Capsicum 2 big sized
Chana dal or Senaga papu 2 teaspoons
Urad dal or Menapa papu 2 teaspoons
Mustard seeds 1 teaspoon
Jeera or Cumin 1/2 teaspoon
Red chillies 2
Tumeric powder 1 pinch
Tamarind 2 inch
(or) Tamarind juice 2 teaspoons
Ginger 1/2 inch piece
Green chili 1 (Adjust accordingly)
Hing 2 pinches
Oil 4 teaspoons
Salt as needed
For Tadka: (optional)
Urad dal 1 teaspoon
Mustard seeds 1/2 teaspoon
Garlic 3 pods
Curry leaves 1 bunch
Red chilli 2
Oil 2 teaspoon
1.I have used one red and green ,wash and cut capsicum into one inch pieces.
2.Heat a pan and add 2 teaspoons of oil and add the capsicum pieces. Cook on medium heat for about 15 minutes and stir in middle until capsicum become soft and cooked.
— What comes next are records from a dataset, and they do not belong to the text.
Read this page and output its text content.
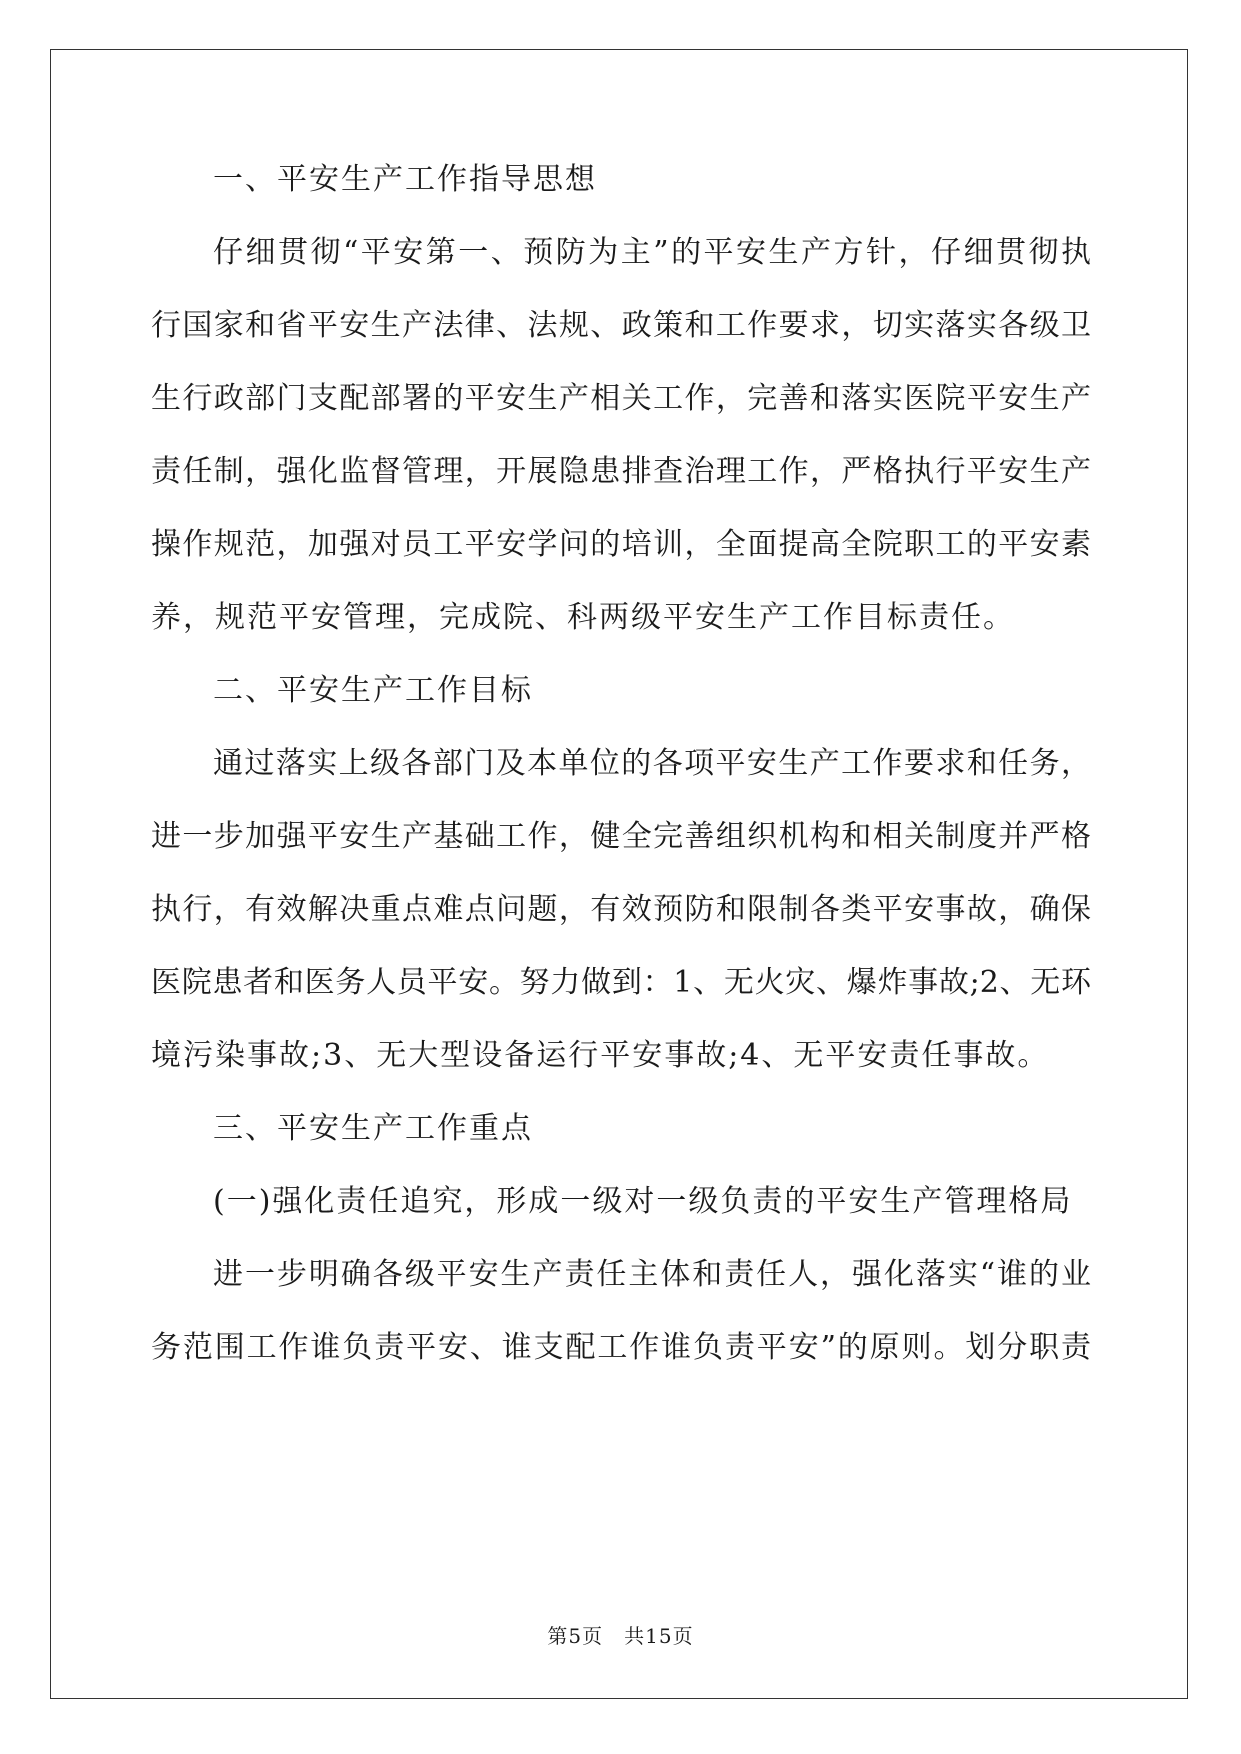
一、平安生产工作指导思想
仔细贯彻“平安第一、预防为主”的平安生产方针，仔细贯彻执
行国家和省平安生产法律、法规、政策和工作要求，切实落实各级卫
生行政部门支配部署的平安生产相关工作，完善和落实医院平安生产
责任制，强化监督管理，开展隐患排查治理工作，严格执行平安生产
操作规范，加强对员工平安学问的培训，全面提高全院职工的平安素
养，规范平安管理，完成院、科两级平安生产工作目标责任。
二、平安生产工作目标
通过落实上级各部门及本单位的各项平安生产工作要求和任务，
进一步加强平安生产基础工作，健全完善组织机构和相关制度并严格
执行，有效解决重点难点问题，有效预防和限制各类平安事故，确保
医院患者和医务人员平安。努力做到：1、无火灾、爆炸事故;2、无环
境污染事故;3、无大型设备运行平安事故;4、无平安责任事故。
三、平安生产工作重点
(一)强化责任追究，形成一级对一级负责的平安生产管理格局
进一步明确各级平安生产责任主体和责任人，强化落实“谁的业
务范围工作谁负责平安、谁支配工作谁负责平安”的原则。划分职责
第5页　共15页
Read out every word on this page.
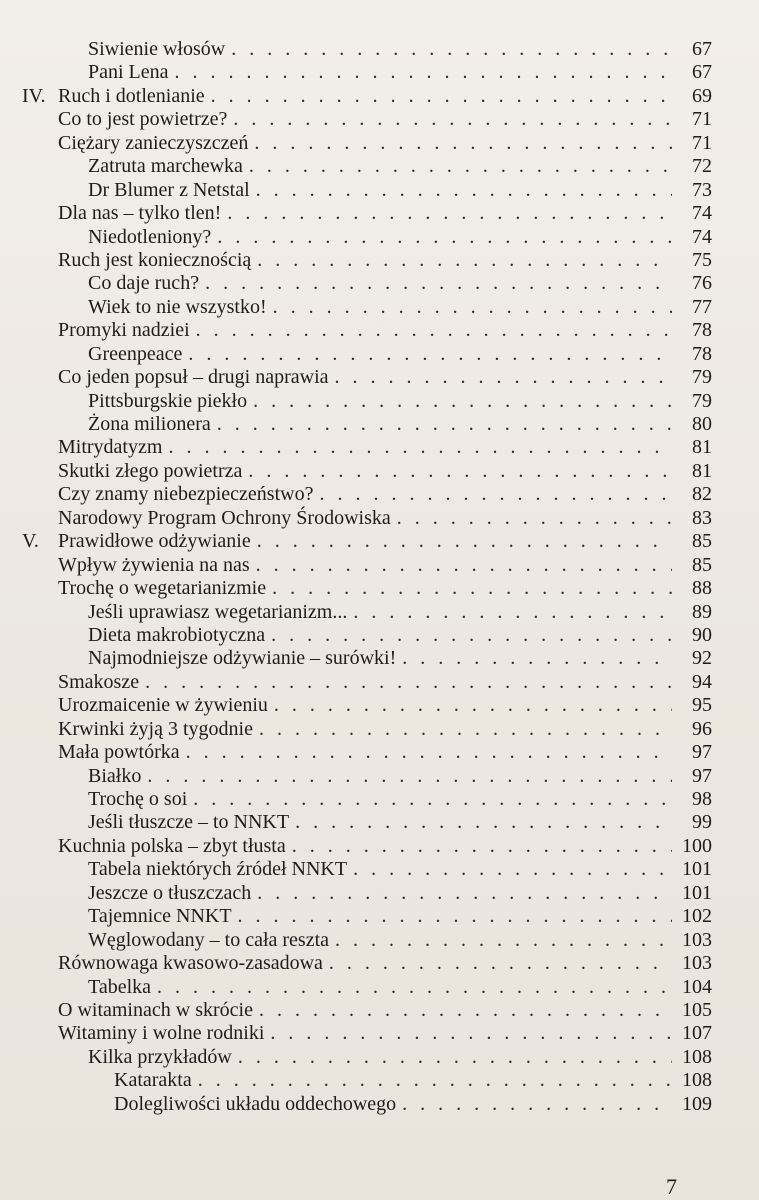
Siwienie włosów . . .	67
Pani Lena . . .	67
IV. Ruch i dotlenianie . . .	69
Co to jest powietrze? . . .	71
Ciężary zanieczyszczeń . . .	71
Zatruta marchewka . . .	72
Dr Blumer z Netstal . . .	73
Dla nas – tylko tlen! . . .	74
Niedotleniony? . . .	74
Ruch jest koniecznością . . .	75
Co daje ruch? . . .	76
Wiek to nie wszystko! . . .	77
Promyki nadziei . . .	78
Greenpeace . . .	78
Co jeden popsuł – drugi naprawia . . .	79
Pittsburgskie piekło . . .	79
Żona milionera . . .	80
Mitrydatyzm . . .	81
Skutki złego powietrza . . .	81
Czy znamy niebezpieczeństwo? . . .	82
Narodowy Program Ochrony Środowiska . . .	83
V. Prawidłowe odżywianie . . .	85
Wpływ żywienia na nas . . .	85
Trochę o wegetarianizmie . . .	88
Jeśli uprawiasz wegetarianizm... . . .	89
Dieta makrobiotyczna . . .	90
Najmodniejsze odżywianie – surówki! . . .	92
Smakosze . . .	94
Urozmaicenie w żywieniu . . .	95
Krwinki żyją 3 tygodnie . . .	96
Mała powtórka . . .	97
Białko . . .	97
Trochę o soi . . .	98
Jeśli tłuszcze – to NNKT . . .	99
Kuchnia polska – zbyt tłusta . . .	100
Tabela niektórych źródeł NNKT . . .	101
Jeszcze o tłuszczach . . .	101
Tajemnice NNKT . . .	102
Węglowodany – to cała reszta . . .	103
Równowaga kwasowo-zasadowa . . .	103
Tabelka . . .	104
O witaminach w skrócie . . .	105
Witaminy i wolne rodniki . . .	107
Kilka przykładów . . .	108
Katarakta . . .	108
Dolegliwości układu oddechowego . . .	109
7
Add tumeric powder.
(I have added tamaraind to the capsicum to make it soft so that easy to grind )
3.Heat a pan and put 2 teaspoons of oil and add chana dal,urad dal,jeera,mustard seeds,hing and red chillies
until the urad and chana dal turn their color and mustard seed splutter. Keep the tadka or popu aside.
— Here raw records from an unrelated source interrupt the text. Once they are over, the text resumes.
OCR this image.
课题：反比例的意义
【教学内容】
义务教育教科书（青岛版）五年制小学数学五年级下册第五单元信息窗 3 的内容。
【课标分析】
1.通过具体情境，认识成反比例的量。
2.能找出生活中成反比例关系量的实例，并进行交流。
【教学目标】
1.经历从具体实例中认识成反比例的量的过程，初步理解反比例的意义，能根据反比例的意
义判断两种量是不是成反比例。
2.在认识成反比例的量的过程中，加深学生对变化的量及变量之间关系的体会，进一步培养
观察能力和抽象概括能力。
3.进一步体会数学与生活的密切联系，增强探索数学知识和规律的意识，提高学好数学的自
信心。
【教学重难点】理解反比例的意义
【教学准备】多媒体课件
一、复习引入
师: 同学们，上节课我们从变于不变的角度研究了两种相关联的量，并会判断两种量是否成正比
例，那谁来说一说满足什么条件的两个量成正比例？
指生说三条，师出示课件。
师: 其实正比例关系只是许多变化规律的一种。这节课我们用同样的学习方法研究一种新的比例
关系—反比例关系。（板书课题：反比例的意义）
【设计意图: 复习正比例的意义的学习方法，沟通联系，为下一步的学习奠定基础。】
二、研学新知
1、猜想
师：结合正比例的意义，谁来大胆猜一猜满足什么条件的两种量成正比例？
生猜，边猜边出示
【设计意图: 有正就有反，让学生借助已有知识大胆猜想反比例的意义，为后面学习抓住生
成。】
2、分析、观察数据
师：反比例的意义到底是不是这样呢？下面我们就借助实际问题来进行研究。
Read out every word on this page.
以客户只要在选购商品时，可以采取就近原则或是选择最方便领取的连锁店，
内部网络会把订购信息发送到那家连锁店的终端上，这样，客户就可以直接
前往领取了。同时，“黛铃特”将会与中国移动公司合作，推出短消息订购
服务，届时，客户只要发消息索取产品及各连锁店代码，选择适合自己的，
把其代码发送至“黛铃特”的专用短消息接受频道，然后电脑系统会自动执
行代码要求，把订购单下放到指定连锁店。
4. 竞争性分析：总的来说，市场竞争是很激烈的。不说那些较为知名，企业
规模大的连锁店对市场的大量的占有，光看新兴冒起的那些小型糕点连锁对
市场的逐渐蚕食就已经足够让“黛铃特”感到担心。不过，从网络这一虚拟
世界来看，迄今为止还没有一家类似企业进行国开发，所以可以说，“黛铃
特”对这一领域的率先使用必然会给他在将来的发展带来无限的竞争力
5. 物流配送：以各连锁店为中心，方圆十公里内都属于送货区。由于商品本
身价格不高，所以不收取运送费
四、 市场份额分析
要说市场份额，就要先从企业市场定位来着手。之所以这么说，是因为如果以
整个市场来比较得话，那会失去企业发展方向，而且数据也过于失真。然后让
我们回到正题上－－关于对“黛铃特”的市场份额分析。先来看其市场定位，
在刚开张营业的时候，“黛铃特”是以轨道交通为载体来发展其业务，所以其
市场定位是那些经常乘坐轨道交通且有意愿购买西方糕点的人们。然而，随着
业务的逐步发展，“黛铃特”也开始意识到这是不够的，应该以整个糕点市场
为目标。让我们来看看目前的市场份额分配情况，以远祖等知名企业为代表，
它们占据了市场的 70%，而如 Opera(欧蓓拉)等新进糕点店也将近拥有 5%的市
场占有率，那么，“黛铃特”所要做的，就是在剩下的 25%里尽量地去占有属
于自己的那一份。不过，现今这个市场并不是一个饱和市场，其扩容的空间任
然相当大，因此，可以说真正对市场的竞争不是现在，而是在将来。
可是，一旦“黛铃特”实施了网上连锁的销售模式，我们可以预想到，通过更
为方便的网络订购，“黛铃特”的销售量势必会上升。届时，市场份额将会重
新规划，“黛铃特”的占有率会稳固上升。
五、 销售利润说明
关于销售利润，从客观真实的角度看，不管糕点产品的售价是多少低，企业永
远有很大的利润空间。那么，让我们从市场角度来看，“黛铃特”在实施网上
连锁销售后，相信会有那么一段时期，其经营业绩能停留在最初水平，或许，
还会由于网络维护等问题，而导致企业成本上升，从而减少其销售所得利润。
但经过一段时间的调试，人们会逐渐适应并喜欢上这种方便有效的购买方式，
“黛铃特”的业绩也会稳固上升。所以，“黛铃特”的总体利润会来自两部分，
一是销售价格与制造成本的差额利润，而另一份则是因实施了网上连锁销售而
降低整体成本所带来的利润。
4.In a mixie or grinder add salt ,tamarind, ginger and green chilli and grind all the ingredients by adding little water.
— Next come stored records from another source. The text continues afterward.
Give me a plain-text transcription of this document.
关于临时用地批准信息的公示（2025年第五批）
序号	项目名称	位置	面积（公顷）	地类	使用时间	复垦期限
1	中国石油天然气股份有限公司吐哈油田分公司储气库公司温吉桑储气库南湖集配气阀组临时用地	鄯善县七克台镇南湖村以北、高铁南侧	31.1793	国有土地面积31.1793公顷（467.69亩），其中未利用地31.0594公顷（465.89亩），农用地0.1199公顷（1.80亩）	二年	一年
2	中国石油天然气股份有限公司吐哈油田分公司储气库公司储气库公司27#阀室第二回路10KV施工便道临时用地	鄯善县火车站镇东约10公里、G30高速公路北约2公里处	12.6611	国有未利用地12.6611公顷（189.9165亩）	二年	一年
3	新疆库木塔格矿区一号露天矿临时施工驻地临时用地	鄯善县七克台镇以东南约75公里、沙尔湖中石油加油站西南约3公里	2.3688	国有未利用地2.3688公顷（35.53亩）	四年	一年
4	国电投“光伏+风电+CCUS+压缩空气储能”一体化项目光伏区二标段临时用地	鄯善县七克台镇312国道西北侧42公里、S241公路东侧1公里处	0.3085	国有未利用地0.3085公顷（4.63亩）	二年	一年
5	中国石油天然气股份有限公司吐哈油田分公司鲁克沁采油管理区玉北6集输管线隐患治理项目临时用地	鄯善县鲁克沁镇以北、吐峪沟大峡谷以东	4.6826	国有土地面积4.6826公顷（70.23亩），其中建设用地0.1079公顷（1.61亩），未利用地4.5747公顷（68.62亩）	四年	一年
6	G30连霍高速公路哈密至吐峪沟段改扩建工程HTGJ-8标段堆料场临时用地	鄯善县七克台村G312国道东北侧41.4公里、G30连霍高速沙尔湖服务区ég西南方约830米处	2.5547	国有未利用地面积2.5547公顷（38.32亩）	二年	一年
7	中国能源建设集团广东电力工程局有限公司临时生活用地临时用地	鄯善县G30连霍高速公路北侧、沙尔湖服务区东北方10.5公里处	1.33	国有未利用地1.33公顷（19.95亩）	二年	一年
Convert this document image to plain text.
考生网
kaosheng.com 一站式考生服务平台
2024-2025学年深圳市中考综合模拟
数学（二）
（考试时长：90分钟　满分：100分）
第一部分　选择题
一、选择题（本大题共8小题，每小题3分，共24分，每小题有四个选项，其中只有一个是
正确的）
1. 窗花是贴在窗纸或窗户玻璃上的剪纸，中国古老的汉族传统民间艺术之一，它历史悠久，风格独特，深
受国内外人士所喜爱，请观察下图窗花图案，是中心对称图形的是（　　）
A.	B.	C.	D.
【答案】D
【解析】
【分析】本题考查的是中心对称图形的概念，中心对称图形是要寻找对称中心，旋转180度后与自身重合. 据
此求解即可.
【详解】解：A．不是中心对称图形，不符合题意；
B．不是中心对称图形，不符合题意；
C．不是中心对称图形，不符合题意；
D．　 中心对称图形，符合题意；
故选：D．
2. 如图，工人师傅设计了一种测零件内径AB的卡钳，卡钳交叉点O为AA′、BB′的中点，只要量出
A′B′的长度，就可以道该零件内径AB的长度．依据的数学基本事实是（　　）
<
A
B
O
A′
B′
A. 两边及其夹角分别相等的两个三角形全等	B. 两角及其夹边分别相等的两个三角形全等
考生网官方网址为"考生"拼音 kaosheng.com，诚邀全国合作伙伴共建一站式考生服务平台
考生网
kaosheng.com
5. Transfer them into a bowl and keep it aside.
6. Take 3 garlic ipods and peel the skin and cut them into small pieces.
7. Heat a pan and add 2 teaspoons of oil and add mustard seeds, urad dal, garlic, red chillies and curry leaves.
8.Garnish the chutney with the above tadka.